Lab1 questions

1. What are the top risks and threats form the User Domain.
Top risks are Users and social engineering
2. Why do organizations have acceptance and policies? (AUPS)
In order to protect the company and for a legal action to take If there is a violation.
3. Can internet use and email use policies be covered in an Acceptable Use Policy?
Yes anything done on work time and on work devices will be covered in an AUP
4. Do compliance laws such as HIPPA or GLBA play a role in AUP definition?
Absolutely, this should be used as a template for the AUP.
5. Why is an acceptable use policy not a failsafe means of mitigating risks and threats within the User Domain?
Because you cannot control humans
6. Will the AUP apply to all levels of the organization, why or why not?
Yes this will apply to all levels from the lower level to the executive level. The AUP protects all employees.
7. When should this policy be implemented and how?
This policy should be in effect from day 1 of operation and periodically needs to be audited for weaknesses and vulnerabilities.
8. Why does an organization want to align its policies with existing compliance requirements?
This way they do not have to do double work with keeping up with two policies and the organization will need to be compliant regardless so this makes sense to have the same policies.
9. Why is it important to flag any existing standards (hardware, software, configuration, etc.) from an AUP?
This way there are no hidden surprises for anyone and everyone will be on the same page when it comes to policies and procedures
10. Where in the policy definition do you define how to implement this policy within you organization?
In the middle of the AUP this way you can know the expectations before the implementations.
11. Why must an organization have an Acceptable Use Policy (AUP) even for non-employees such as contractors, consultants, and other third parties?
Because it makes everyone responsible that works regardless of what type of worker they are.
12. What security controls can be deployed to monitor ad mitigate users form accessing external websites that are potentially in violation of an AUP?
You can use services like Websense to block specific sites and specific key words.

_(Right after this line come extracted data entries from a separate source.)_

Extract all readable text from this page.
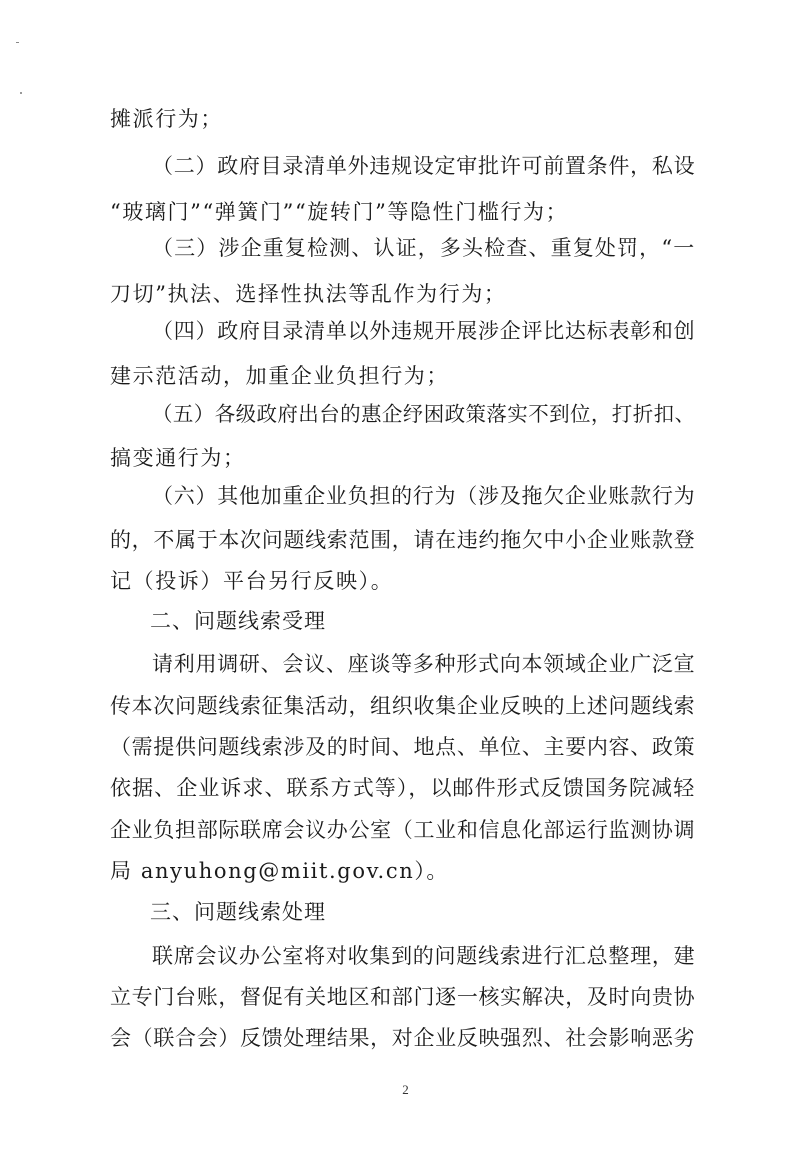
摊派行为；
（二）政府目录清单外违规设定审批许可前置条件，私设
“玻璃门”“弹簧门”“旋转门”等隐性门槛行为；
（三）涉企重复检测、认证，多头检查、重复处罚，“一
刀切”执法、选择性执法等乱作为行为；
（四）政府目录清单以外违规开展涉企评比达标表彰和创
建示范活动，加重企业负担行为；
（五）各级政府出台的惠企纾困政策落实不到位，打折扣、
搞变通行为；
（六）其他加重企业负担的行为（涉及拖欠企业账款行为
的，不属于本次问题线索范围，请在违约拖欠中小企业账款登
记（投诉）平台另行反映）。
二、问题线索受理
请利用调研、会议、座谈等多种形式向本领域企业广泛宣
传本次问题线索征集活动，组织收集企业反映的上述问题线索
（需提供问题线索涉及的时间、地点、单位、主要内容、政策
依据、企业诉求、联系方式等），以邮件形式反馈国务院减轻
企业负担部际联席会议办公室（工业和信息化部运行监测协调
局 anyuhong@miit.gov.cn）。
三、问题线索处理
联席会议办公室将对收集到的问题线索进行汇总整理，建
立专门台账，督促有关地区和部门逐一核实解决，及时向贵协
会（联合会）反馈处理结果，对企业反映强烈、社会影响恶劣
2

13. What security controls can be deployed to monitor and mitigate users form accessing external webmail systems and services (i.e., Hotmail, Gmail, Yahoo, etc.)?
Depending on the organization there should only be work emails allowed.
14. What security controls can be deployed to monitor and mitigate users from imbedding privacy data in email messages and/or attaching documents that may contain privacy data?
You could have any email that goes to a personal email address and non-authorized web based email blocked all together.
15. Should an organization terminate the employment of an employee if he/she violates AUP?
Yes, chances are if someone is violating the AUP then they know they are and should be terminated.